主讲嘉宾：高志钊 教授 (Prof. Vincent Chi-Chiu KO)

主持人：舒桐 副教授

时间：2025年1月13日 周一 下午15: 00-16: 00

地点：深圳大学丽湖校区A2-517(2)

嘉宾简介：

Prof. Vincent Ko earned his B.Sc. (1999) and Ph.D. (2003) from the University of Hong Kong, where his doctoral research focused on metal-containing photochromic compounds and luminescent organometallic materials. Following the completion of his Ph.D., he continued his academic journey as a Postdoctoral Fellow under the mentorship of Prof. Vivian Yam. In 2006, Prof. Ko joined City University of Hong Kong as an Assistant Professor. He was promoted to Associate Professor in 2012 and subsequently to Professor in 2023. His research interests lie in the design and synthesis of stimuli-responsive and photofunctional materials. These include luminescent materials, sensors, photoswitching and photochromic materials, mechanoresponsive materials, photocatalysts, and other smart materials.

报告简介：

The advancements in luminescent transition metal complexes highlight their tremendous potential in diverse applications, including photocatalysis, optoelectronics, and stimuli-responsive smart materials. We have developed and investigated a diverse array of luminescent transition metal complexes with applications in photocatalysis, photosensitization, chemosensing, biological labeling, and smart materials. In particular, Re(I) diimine complexes and their derivatives, including isocyanide- and carbene-containing Re(I) diimine complexes, have been designed and synthesized to exhibit readily tunable photophysical properties. By strategically modifying isocyanide and carbene ligands, precise control over the metal-to-ligand charge transfer (MLCT) excited states have been achieved, resulting in enhanced phosphorescent properties such as improved quantum yields, blue-shifted emissions, extended excited-state lifetimes, and modulated electrochemical potentials.
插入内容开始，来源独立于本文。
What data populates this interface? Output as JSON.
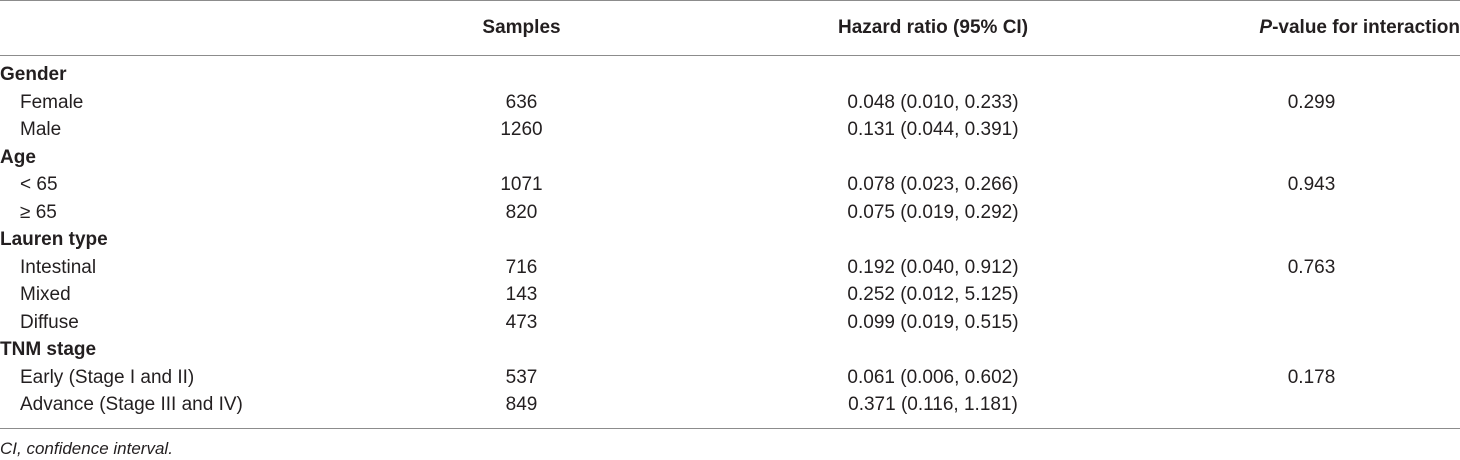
{
  "table": {
    "headers": {
      "label": "",
      "samples": "Samples",
      "hazard_ratio": "Hazard ratio (95% CI)",
      "p_value_italic": "P",
      "p_value_rest": "-value for interaction"
    },
    "groups": [
      {
        "name": "Gender",
        "rows": [
          {
            "label": "Female",
            "samples": "636",
            "hr": "0.048 (0.010, 0.233)",
            "p": "0.299"
          },
          {
            "label": "Male",
            "samples": "1260",
            "hr": "0.131 (0.044, 0.391)",
            "p": ""
          }
        ]
      },
      {
        "name": "Age",
        "rows": [
          {
            "label": "< 65",
            "samples": "1071",
            "hr": "0.078 (0.023, 0.266)",
            "p": "0.943"
          },
          {
            "label": "≥ 65",
            "samples": "820",
            "hr": "0.075 (0.019, 0.292)",
            "p": ""
          }
        ]
      },
      {
        "name": "Lauren type",
        "rows": [
          {
            "label": "Intestinal",
            "samples": "716",
            "hr": "0.192 (0.040, 0.912)",
            "p": "0.763"
          },
          {
            "label": "Mixed",
            "samples": "143",
            "hr": "0.252 (0.012, 5.125)",
            "p": ""
          },
          {
            "label": "Diffuse",
            "samples": "473",
            "hr": "0.099 (0.019, 0.515)",
            "p": ""
          }
        ]
      },
      {
        "name": "TNM stage",
        "rows": [
          {
            "label": "Early (Stage I and II)",
            "samples": "537",
            "hr": "0.061 (0.006, 0.602)",
            "p": "0.178"
          },
          {
            "label": "Advance (Stage III and IV)",
            "samples": "849",
            "hr": "0.371 (0.116, 1.181)",
            "p": ""
          }
        ]
      }
    ]
  },
  "footnote": "CI, confidence interval."
}
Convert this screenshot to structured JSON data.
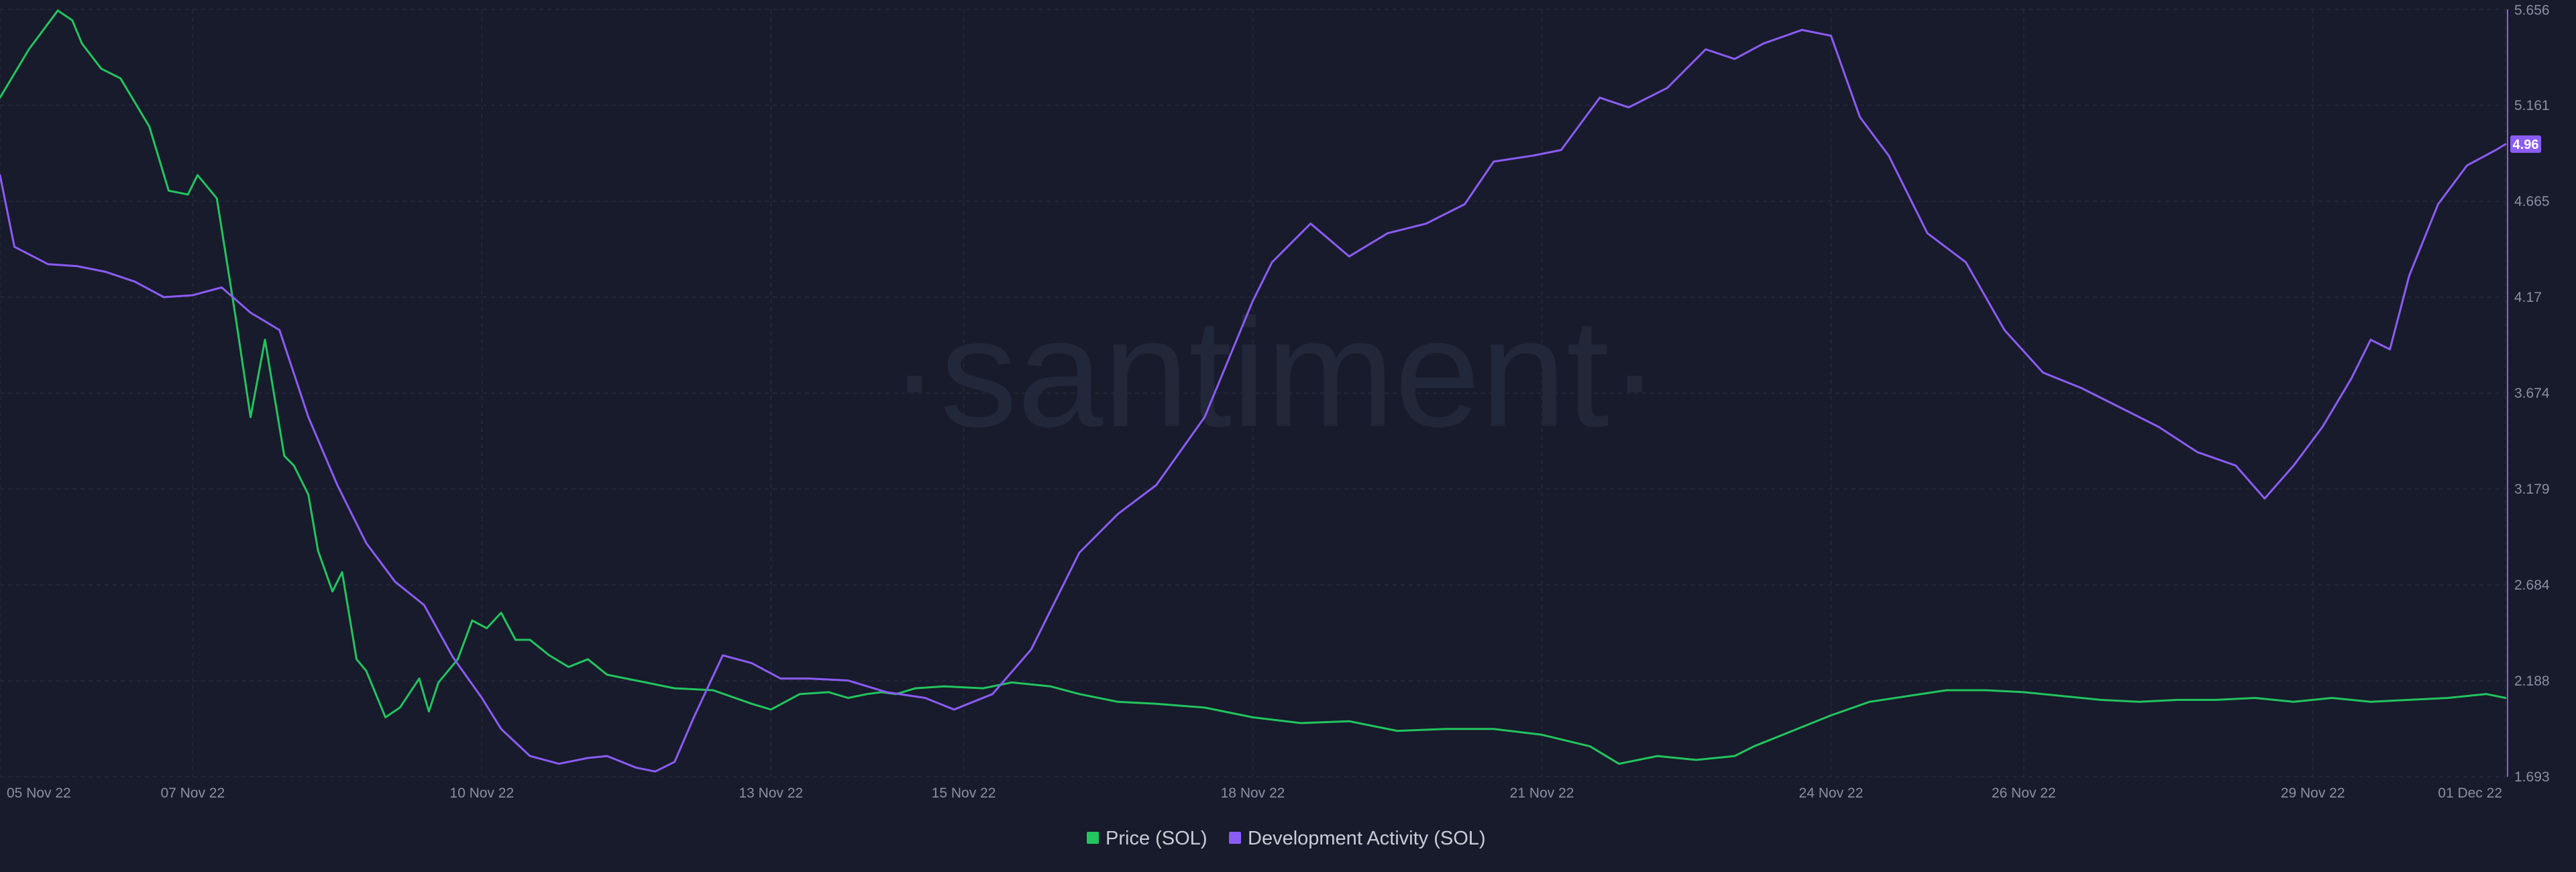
{
  "chart_data": {
    "type": "line",
    "title": "",
    "watermark": "·santiment·",
    "x_ticks": [
      "05 Nov 22",
      "07 Nov 22",
      "10 Nov 22",
      "13 Nov 22",
      "15 Nov 22",
      "18 Nov 22",
      "21 Nov 22",
      "24 Nov 22",
      "26 Nov 22",
      "29 Nov 22",
      "01 Dec 22"
    ],
    "x_tick_days": [
      0,
      2,
      5,
      8,
      10,
      13,
      16,
      19,
      21,
      24,
      26
    ],
    "xlim_days": [
      0,
      26
    ],
    "y_right": {
      "ticks": [
        "1.693",
        "2.188",
        "2.684",
        "3.179",
        "3.674",
        "4.17",
        "4.665",
        "5.161",
        "5.656"
      ],
      "ylim": [
        1.693,
        5.656
      ],
      "color": "#8b5cf6"
    },
    "current_value_badge": "4.96",
    "legend": {
      "position": "bottom-center"
    },
    "grid": true,
    "series": [
      {
        "name": "Price (SOL)",
        "color": "#22c55e",
        "axis": "hidden",
        "x_days": [
          0,
          0.3,
          0.6,
          0.75,
          0.85,
          1.05,
          1.25,
          1.55,
          1.75,
          1.95,
          2.05,
          2.25,
          2.45,
          2.6,
          2.75,
          2.95,
          3.05,
          3.2,
          3.3,
          3.45,
          3.55,
          3.7,
          3.8,
          4.0,
          4.15,
          4.35,
          4.45,
          4.55,
          4.75,
          4.9,
          5.05,
          5.2,
          5.35,
          5.5,
          5.7,
          5.9,
          6.1,
          6.3,
          6.6,
          7.0,
          7.4,
          7.8,
          8.0,
          8.3,
          8.6,
          8.8,
          9.0,
          9.15,
          9.3,
          9.5,
          9.8,
          10.2,
          10.5,
          10.9,
          11.2,
          11.6,
          12.0,
          12.5,
          13.0,
          13.5,
          14.0,
          14.5,
          15.0,
          15.5,
          16.0,
          16.5,
          16.8,
          17.2,
          17.6,
          18.0,
          18.2,
          18.6,
          19.0,
          19.4,
          19.8,
          20.2,
          20.6,
          21.0,
          21.4,
          21.8,
          22.2,
          22.6,
          23.0,
          23.4,
          23.8,
          24.2,
          24.6,
          25.0,
          25.4,
          25.8,
          26.0
        ],
        "values": [
          5.2,
          5.45,
          5.65,
          5.6,
          5.48,
          5.35,
          5.3,
          5.05,
          4.72,
          4.7,
          4.8,
          4.68,
          4.05,
          3.55,
          3.95,
          3.35,
          3.3,
          3.15,
          2.86,
          2.65,
          2.75,
          2.3,
          2.24,
          2.0,
          2.05,
          2.2,
          2.03,
          2.18,
          2.3,
          2.5,
          2.46,
          2.54,
          2.4,
          2.4,
          2.32,
          2.26,
          2.3,
          2.22,
          2.19,
          2.15,
          2.14,
          2.07,
          2.04,
          2.12,
          2.13,
          2.1,
          2.12,
          2.13,
          2.12,
          2.15,
          2.16,
          2.15,
          2.18,
          2.16,
          2.12,
          2.08,
          2.07,
          2.05,
          2.0,
          1.97,
          1.98,
          1.93,
          1.94,
          1.94,
          1.91,
          1.85,
          1.76,
          1.8,
          1.78,
          1.8,
          1.85,
          1.93,
          2.01,
          2.08,
          2.11,
          2.14,
          2.14,
          2.13,
          2.11,
          2.09,
          2.08,
          2.09,
          2.09,
          2.1,
          2.08,
          2.1,
          2.08,
          2.09,
          2.1,
          2.12,
          2.1
        ],
        "price_scale": {
          "min": 1.693,
          "max": 5.656
        }
      },
      {
        "name": "Development Activity (SOL)",
        "color": "#8b5cf6",
        "axis": "right",
        "x_days": [
          0,
          0.15,
          0.5,
          0.8,
          1.1,
          1.4,
          1.7,
          2.0,
          2.3,
          2.6,
          2.9,
          3.2,
          3.5,
          3.8,
          4.1,
          4.4,
          4.7,
          5.0,
          5.2,
          5.5,
          5.8,
          6.1,
          6.3,
          6.6,
          6.8,
          7.0,
          7.2,
          7.5,
          7.8,
          8.1,
          8.4,
          8.8,
          9.2,
          9.6,
          9.9,
          10.3,
          10.7,
          11.2,
          11.6,
          12.0,
          12.5,
          13.0,
          13.2,
          13.6,
          14.0,
          14.4,
          14.8,
          15.2,
          15.5,
          15.9,
          16.2,
          16.6,
          16.9,
          17.3,
          17.7,
          18.0,
          18.3,
          18.7,
          19.0,
          19.3,
          19.6,
          20.0,
          20.4,
          20.8,
          21.2,
          21.6,
          22.0,
          22.4,
          22.8,
          23.2,
          23.5,
          23.8,
          24.1,
          24.4,
          24.6,
          24.8,
          25.0,
          25.3,
          25.6,
          25.9,
          26.0
        ],
        "values": [
          4.8,
          4.43,
          4.34,
          4.33,
          4.3,
          4.25,
          4.17,
          4.18,
          4.22,
          4.09,
          4.0,
          3.55,
          3.2,
          2.9,
          2.7,
          2.58,
          2.31,
          2.1,
          1.94,
          1.8,
          1.76,
          1.79,
          1.8,
          1.74,
          1.72,
          1.77,
          2.0,
          2.32,
          2.28,
          2.2,
          2.2,
          2.19,
          2.13,
          2.1,
          2.04,
          2.12,
          2.35,
          2.85,
          3.05,
          3.2,
          3.55,
          4.15,
          4.35,
          4.55,
          4.38,
          4.5,
          4.55,
          4.65,
          4.87,
          4.9,
          4.93,
          5.2,
          5.15,
          5.25,
          5.45,
          5.4,
          5.48,
          5.55,
          5.52,
          5.1,
          4.9,
          4.5,
          4.35,
          4.0,
          3.78,
          3.7,
          3.6,
          3.5,
          3.37,
          3.3,
          3.13,
          3.3,
          3.5,
          3.75,
          3.95,
          3.9,
          4.28,
          4.65,
          4.85,
          4.93,
          4.96
        ]
      }
    ]
  }
}
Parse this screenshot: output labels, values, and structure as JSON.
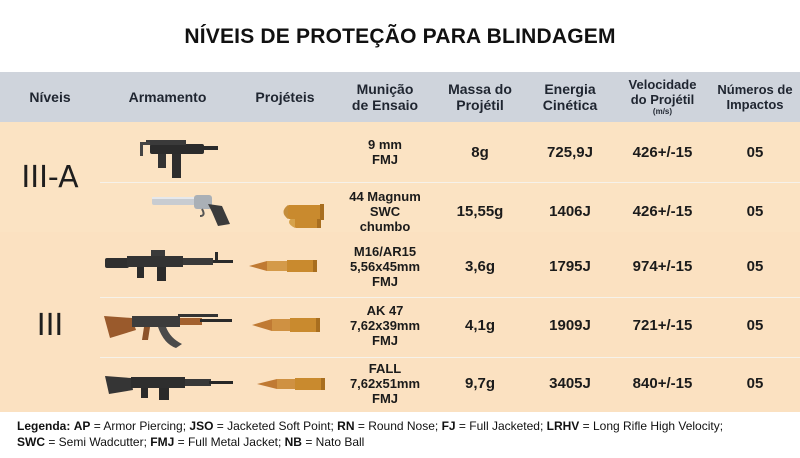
{
  "title": "NÍVEIS DE PROTEÇÃO PARA BLINDAGEM",
  "headers": {
    "niveis": "Níveis",
    "armamento": "Armamento",
    "projeteis": "Projéteis",
    "municao_1": "Munição",
    "municao_2": "de Ensaio",
    "massa_1": "Massa do",
    "massa_2": "Projétil",
    "energia_1": "Energia",
    "energia_2": "Cinética",
    "velocidade_1": "Velocidade",
    "velocidade_2": "do Projétil",
    "velocidade_unit": "(m/s)",
    "impactos_1": "Números de",
    "impactos_2": "Impactos"
  },
  "levels": [
    "III-A",
    "III"
  ],
  "rows": [
    {
      "level": "III-A",
      "weapon": "uzi-submachine-gun",
      "municao": [
        "9 mm",
        "FMJ"
      ],
      "massa": "8g",
      "energia": "725,9J",
      "velocidade": "426+/-15",
      "impactos": "05"
    },
    {
      "level": "III-A",
      "weapon": "magnum-revolver",
      "municao": [
        "44 Magnum",
        "SWC",
        "chumbo"
      ],
      "massa": "15,55g",
      "energia": "1406J",
      "velocidade": "426+/-15",
      "impactos": "05"
    },
    {
      "level": "III",
      "weapon": "m16-rifle",
      "municao": [
        "M16/AR15",
        "5,56x45mm",
        "FMJ"
      ],
      "massa": "3,6g",
      "energia": "1795J",
      "velocidade": "974+/-15",
      "impactos": "05"
    },
    {
      "level": "III",
      "weapon": "ak47-rifle",
      "municao": [
        "AK 47",
        "7,62x39mm",
        "FMJ"
      ],
      "massa": "4,1g",
      "energia": "1909J",
      "velocidade": "721+/-15",
      "impactos": "05"
    },
    {
      "level": "III",
      "weapon": "fal-rifle",
      "municao": [
        "FALL",
        "7,62x51mm",
        "FMJ"
      ],
      "massa": "9,7g",
      "energia": "3405J",
      "velocidade": "840+/-15",
      "impactos": "05"
    }
  ],
  "legend": {
    "prefix": "Legenda:",
    "items": [
      {
        "abbr": "AP",
        "text": " = Armor Piercing; "
      },
      {
        "abbr": "JSO",
        "text": " = Jacketed Soft Point; "
      },
      {
        "abbr": "RN",
        "text": " = Round Nose; "
      },
      {
        "abbr": "FJ",
        "text": " = Full Jacketed; "
      },
      {
        "abbr": "LRHV",
        "text": " = Long Rifle High Velocity;"
      },
      {
        "abbr": "SWC",
        "text": " = Semi Wadcutter; "
      },
      {
        "abbr": "FMJ",
        "text": " = Full Metal Jacket; "
      },
      {
        "abbr": "NB",
        "text": " = Nato Ball"
      }
    ]
  },
  "colors": {
    "header_bg": "#cfd4dc",
    "band_bg": "#fbe3c3",
    "bullet_brass": "#c98a2e"
  }
}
Detailed vibrational and ultrafast laser spectroscopic studies provided critical insights into their electronic transitions and excited-state dynamics.

Building on these findings, charge-neutral phosphorescent materials have been developed for the practical applications in electroluminescent devices. Furthermore, similar photophysical tuning strategies were applied to other luminophores, producing complexes capable of efficiently harvesting visible light to drive photocatalytic reactions, including CO₂ reduction, amidation, esterification, cross-coupling, and alcohol oxidation.